Великий же русский поэт, задолго до рождения Алена рассуждая примерно о той же проблеме – только в прозе и в гораздо более масштабной ее постановке – также «по-аленовски» предположил, что «страсти не что иное, как идеи при первом своем развитии: они принадлежность юности сердца, и глупец тот, кто думает целую жизнь ими волноваться: многие спокойные реки начинаются шумными водопадами, а ни одна не скачет и не пенится до самого моря»
[32]. Этот вывод гипотетически близок аленовскому: подчиняя мыслительный процесс контролю разума, об изначальных (и, не исключено, спонтанных) идеях, порожденных страстями (и, вполне вероятно, воображением), не испытывая в них необходимости, следует забывать…

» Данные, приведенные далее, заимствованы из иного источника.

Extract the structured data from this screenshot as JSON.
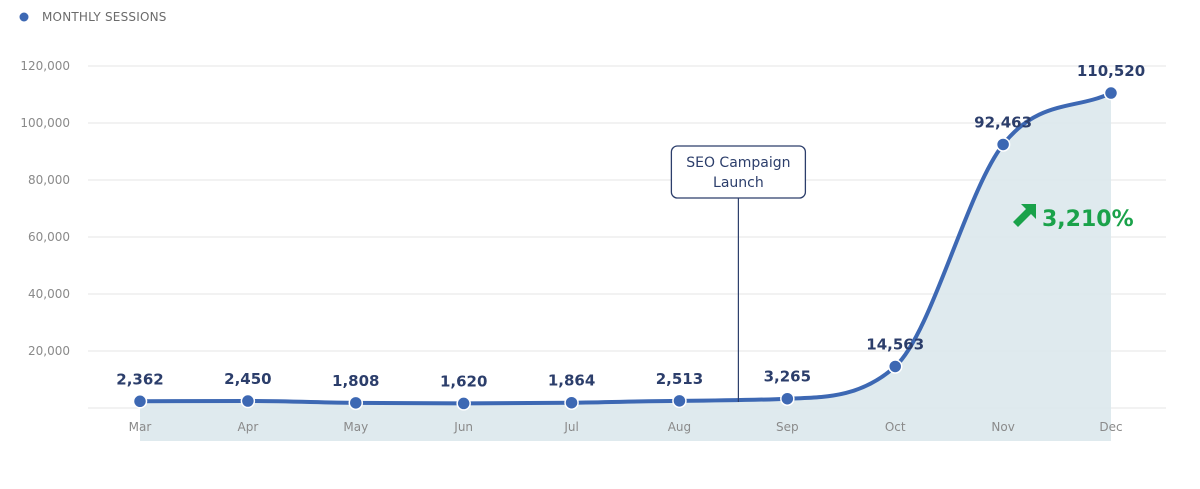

И все же: а почему бы не попытаться сохранить хотя бы некоторые из них в памяти? Мне кажется, это только обогатило бы и ее и ее носителя/хранителя. Собственно говоря, именно так «на деле» и поступал сам Ален, что я в дальнейшем попытаюсь показать.
Сказаное может быть дополнено замечанием философа о том, что «мыслить – это значит отрицать»(116), в связи с чем на первый план выходят вопросы о позитивной составляющей мыслительного процесса и об ответственности индивида за его результаты: «Разумеется, думать приятно, но за удовольствие мыслить приходится расплачиваться искусством принимать решения»[237] (а также ответственностью за их реализацию, добавил бы я).
À propos: остается, правда, непонятным, представляет ли собой принятие решений самостоятельный интеллектуальный процесс, или оно является всего лишь одним из этапов – завершающим – мышления в целом?
В итоге получается, что двойственный характер всего хода развития мысли требует от индивида скорейшего прекращения «развлекательного» его этапа, включения механизма отрицания (как видно, содержащего в себе и «механизм забвения»
[33]) и непременного подчинения движения мысли контролю разума.
À propos: приходится признать, что Ален не слишком последователен в обсуждаемом вопросе, поскольку, торопя с завершением «развлекательного» этапа процесса мышления, он в то же время отмечает, что в этом «путешествии» – которое, напомню, по Алену, и есть размышление, – приходится все время останавливаться, дабы более пристально разглядеть то, что открылось взору. Кроме того, «…если я возвращаюсь к уже виденному, оно действительно захватывает меня больше, чем если бы было чем-то новым, да в сущности это и есть нечто новое»[11]. Полностью соглашаясь с последним тезисом
[34], я считаю возможным спросить: а стоит ли в таком случае искусственно ускорять прохождение этого, как оказывается, крайне важного для всего процесса мышления (и, безусловно, далеко не всегда заслуживающего забвения) этапа? Ответов на возникающие вопросы я у Алена (пока?) не нашел.
Именно: контролю не великого ума («наимудрейшие изречения не стоят и крупицы подлинного знания»[74] – выстраивает несколько загадочную и даже парадоксальную оппозицию позитивист Ален), не творческого воображения и, конечно, не чувств, À propos: философ справедливо считает, что под влиянием
эмоций люди мыслят принципиально иным образом, и это, естественно, также заслуживает внимания исследователя: «…я пытаюсь понять, как люди рассуждали в ту пору, когда полностью доверяли страстям»[299], – пишет он, имея в виду, вероятно, глубокую древность.